For a one-off gag, or at least a one-story device, as Steven Moffat originally intended the War Doctor to be for the fiftieth anniversary show, this incarnation of everyone’s favourite Time Lord has a surprising amount of depth and character. In part, of course, that is thanks to the fact that he is played by a superlative actor who lives and breathes characterisation; but it is also due to the care with which Big Finish amongst others have taken the skeleton provided by Moffat and added flesh to the bones. Despite being a soldier embroiled in war, the nameless one as interpreted by BF spends most of his time eschewing violence and yearning for a time when everyone gets on with one another regardless of race, creed or the ability to get up stairs without an ominously humming base unit. But this is no criticism: Hurt’s Doctor has every right to the name he refuses, since, just like all the others, he is a flawed guardian of morality and justice.

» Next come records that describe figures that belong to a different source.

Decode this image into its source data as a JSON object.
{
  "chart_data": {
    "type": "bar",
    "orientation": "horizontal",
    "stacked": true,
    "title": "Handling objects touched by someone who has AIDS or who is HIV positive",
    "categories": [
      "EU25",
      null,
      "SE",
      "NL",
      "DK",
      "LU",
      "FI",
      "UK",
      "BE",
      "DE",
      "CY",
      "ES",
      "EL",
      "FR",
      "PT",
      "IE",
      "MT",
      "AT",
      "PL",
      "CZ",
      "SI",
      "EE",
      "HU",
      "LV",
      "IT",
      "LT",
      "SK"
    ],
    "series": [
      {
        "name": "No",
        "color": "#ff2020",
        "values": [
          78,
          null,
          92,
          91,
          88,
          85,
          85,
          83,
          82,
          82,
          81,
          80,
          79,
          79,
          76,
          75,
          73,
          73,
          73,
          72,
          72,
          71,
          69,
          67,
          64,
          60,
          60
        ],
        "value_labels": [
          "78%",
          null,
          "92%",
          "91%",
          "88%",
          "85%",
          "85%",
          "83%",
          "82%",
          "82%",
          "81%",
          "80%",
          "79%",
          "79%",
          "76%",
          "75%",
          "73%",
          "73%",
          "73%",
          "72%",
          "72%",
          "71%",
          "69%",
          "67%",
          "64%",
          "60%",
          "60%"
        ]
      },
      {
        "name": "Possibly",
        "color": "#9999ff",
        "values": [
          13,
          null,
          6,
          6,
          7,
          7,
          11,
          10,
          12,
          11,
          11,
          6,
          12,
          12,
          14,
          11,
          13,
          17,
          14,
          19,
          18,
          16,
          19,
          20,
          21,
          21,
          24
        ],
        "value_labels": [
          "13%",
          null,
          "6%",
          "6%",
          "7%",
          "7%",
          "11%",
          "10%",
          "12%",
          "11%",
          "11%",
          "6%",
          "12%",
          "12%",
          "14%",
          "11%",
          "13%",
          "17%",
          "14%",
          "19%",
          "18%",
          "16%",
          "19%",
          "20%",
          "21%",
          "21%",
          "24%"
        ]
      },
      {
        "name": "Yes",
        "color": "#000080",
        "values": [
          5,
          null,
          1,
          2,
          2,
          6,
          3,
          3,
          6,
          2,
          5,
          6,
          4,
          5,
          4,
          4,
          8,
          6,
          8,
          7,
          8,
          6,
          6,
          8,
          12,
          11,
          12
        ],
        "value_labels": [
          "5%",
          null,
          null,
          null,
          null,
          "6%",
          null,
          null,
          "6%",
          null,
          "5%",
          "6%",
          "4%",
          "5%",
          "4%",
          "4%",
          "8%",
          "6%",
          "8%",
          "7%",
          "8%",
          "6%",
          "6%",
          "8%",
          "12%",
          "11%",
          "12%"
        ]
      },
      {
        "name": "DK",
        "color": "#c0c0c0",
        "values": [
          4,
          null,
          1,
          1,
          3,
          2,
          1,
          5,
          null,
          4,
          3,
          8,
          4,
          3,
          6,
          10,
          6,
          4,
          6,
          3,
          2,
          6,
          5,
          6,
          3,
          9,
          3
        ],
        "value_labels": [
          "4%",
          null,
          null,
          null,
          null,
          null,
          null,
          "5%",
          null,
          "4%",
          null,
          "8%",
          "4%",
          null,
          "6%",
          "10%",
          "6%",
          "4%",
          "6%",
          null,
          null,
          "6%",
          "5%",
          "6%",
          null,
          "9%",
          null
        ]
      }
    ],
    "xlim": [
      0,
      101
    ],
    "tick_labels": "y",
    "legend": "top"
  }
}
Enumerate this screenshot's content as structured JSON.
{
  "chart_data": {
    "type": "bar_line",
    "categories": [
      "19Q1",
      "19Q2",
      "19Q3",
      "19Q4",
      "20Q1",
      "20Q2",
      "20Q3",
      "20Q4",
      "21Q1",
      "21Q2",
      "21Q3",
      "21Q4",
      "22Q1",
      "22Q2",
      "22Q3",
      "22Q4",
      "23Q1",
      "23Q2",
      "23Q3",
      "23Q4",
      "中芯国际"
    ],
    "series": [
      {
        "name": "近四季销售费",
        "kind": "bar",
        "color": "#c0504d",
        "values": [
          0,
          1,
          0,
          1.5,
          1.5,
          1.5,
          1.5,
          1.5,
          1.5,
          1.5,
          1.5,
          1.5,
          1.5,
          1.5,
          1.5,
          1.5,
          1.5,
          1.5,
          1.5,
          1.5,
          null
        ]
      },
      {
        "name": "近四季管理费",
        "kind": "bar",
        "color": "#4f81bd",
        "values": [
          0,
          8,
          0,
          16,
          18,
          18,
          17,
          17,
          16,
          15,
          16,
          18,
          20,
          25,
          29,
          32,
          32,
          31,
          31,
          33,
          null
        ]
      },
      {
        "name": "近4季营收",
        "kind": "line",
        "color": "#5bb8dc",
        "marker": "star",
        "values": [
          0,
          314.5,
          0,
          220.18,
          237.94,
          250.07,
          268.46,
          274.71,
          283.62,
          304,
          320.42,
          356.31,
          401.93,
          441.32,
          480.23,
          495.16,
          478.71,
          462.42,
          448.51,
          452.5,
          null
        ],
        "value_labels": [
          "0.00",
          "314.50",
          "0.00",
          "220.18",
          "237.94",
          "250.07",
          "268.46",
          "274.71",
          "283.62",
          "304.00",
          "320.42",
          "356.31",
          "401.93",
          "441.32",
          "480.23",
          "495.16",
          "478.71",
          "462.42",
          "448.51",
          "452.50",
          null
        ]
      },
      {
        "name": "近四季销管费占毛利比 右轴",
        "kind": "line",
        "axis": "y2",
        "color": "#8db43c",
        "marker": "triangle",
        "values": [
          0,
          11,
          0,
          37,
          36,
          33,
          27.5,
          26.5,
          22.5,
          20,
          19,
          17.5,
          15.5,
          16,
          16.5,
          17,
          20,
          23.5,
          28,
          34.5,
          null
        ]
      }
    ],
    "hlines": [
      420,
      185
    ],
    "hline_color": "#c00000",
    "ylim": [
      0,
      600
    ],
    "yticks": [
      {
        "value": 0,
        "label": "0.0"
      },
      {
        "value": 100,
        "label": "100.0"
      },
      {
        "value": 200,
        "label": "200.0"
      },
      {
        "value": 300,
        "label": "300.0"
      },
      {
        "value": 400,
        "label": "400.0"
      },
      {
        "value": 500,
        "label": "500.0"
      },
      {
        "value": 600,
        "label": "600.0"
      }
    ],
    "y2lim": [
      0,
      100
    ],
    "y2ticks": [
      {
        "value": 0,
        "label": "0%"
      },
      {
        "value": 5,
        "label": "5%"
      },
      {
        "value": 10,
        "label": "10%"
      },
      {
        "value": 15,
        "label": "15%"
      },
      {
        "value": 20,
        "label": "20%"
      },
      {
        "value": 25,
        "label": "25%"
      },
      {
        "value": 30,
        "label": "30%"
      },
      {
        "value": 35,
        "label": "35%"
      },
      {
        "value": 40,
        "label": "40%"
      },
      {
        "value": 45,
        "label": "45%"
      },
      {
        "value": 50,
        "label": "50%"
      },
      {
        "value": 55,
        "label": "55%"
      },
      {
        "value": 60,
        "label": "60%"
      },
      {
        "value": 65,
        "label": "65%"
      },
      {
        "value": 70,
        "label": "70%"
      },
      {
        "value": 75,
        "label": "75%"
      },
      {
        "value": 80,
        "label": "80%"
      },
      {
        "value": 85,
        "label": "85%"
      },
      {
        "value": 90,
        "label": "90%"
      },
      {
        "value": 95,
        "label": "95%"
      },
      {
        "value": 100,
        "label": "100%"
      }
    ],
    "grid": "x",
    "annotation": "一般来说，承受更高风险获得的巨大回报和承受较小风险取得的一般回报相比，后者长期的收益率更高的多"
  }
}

And the overriding narrative is strengthened further through a range of other characters of depth: Pearce’s wonderfully Machiavellian Ollistra, of course; Dalek agent Lara Zannis is played adeptly by Who royalty in the shape of Neve Macintosh; Honeysuckle Weeks’s Heleyna similarly plays a character whose true trajectory is well hidden until the appropriate moment; and Timothy Speyer’s Kruger, the Stasi officer who first captures and then aids War (as the kids have it) is a joy, with a journey that goes from traditional East-European intelligence officer stereotype through proper companion material to at last a sympathetic hero with a back story that actually justifies the choices he’s made.
It all sounds, as ever, great – the sound design, as professional as ever from Big Finish, creates totally believable environments; and a cast of fewer than fifteen delivers what feels like all of Berlin and most of the rest of the universe to boot. The writing is tight, taught and efficient, making for satisfying and unputdownable (now a word) listening. Overall, this is a joy and well worth adding to any BF collection.
There are those who thought the retro-fitting of the War Doctor into Who canon was a mistake that should never have been attempted. I was one of them. Well, I was wrong in 2013 when Steven Moffat did it, and I’m even more wrong now.